I am beginning to think it would be easier to write down the days that I am NOT sick rather than the days that I am. There seems to be some arguments between researchers on whether there is a link between infection and bipolar. But my theory is this: stress lowers resistance to disease and bipolar tends to flood the body with stress hormones. So it seems reasonable that there is some link.
I have another sinus infection that knocked me on my ass yesterday (slept from 4:30 - 8:30 and then was semi-functional until 11:00 pm). Today I am vertical, but I can tell my body is not terribly happy about this. Moodwise, feeling pretty good. I have a confession to make: I was hoping that being on mood stabilizers would magically fix my broken mood thermostat. That if I were on the correct dosage I would no longer be prone to mood swings and moods disengaged from my environment.

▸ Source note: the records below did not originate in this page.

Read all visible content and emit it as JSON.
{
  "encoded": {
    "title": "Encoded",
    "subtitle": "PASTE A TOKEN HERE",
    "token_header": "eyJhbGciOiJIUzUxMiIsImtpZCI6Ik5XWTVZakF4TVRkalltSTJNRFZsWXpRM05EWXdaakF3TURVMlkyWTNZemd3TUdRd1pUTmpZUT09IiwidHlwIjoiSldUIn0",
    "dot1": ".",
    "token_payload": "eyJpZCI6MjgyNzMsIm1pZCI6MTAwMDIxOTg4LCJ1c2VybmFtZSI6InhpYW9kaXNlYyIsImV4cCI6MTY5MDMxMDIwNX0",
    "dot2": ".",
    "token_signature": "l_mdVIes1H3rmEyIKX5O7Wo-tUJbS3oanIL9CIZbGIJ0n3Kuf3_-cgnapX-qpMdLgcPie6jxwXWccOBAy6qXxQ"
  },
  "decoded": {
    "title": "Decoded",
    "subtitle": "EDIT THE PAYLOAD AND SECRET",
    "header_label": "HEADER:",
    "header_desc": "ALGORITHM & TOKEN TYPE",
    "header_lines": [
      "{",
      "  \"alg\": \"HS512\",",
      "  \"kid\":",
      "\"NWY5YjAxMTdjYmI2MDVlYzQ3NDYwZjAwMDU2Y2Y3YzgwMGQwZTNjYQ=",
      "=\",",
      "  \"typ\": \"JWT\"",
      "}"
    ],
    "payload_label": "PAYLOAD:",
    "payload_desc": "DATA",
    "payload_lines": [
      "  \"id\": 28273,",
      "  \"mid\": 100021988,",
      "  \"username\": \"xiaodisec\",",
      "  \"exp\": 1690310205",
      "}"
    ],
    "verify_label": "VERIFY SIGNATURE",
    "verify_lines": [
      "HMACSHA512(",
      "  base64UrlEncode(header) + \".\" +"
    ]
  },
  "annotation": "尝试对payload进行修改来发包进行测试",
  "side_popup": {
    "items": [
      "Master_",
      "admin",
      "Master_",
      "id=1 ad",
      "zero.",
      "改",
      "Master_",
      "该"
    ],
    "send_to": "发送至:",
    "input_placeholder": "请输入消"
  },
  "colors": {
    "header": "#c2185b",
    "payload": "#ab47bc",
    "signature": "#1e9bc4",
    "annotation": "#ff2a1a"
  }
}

Nope. Apparently that gets to be the gift that keeps on giving. In my mind I made up this fairytale that for the first little while-- getting the right meds, some sort of recovery period-- I needed to be very careful with my mood health and try to avoid stress and triggers. But that after a certain time, I would be indistinguishable from a non-bipolar person. Bzzzt. Wrong answer. Try again. I guess that is one of the things that makes ongoing talk therapy an important thing: establishing coping mechanisms and reminding myself that I will continue to need coping mechanisms and that I shouldn't freak out if I go off the rails every now and again. Poop. Pardon my language. This means that I really do need to get back on the physical activity bandwagon. This slid into nothingness during the winter break and never really got back on track.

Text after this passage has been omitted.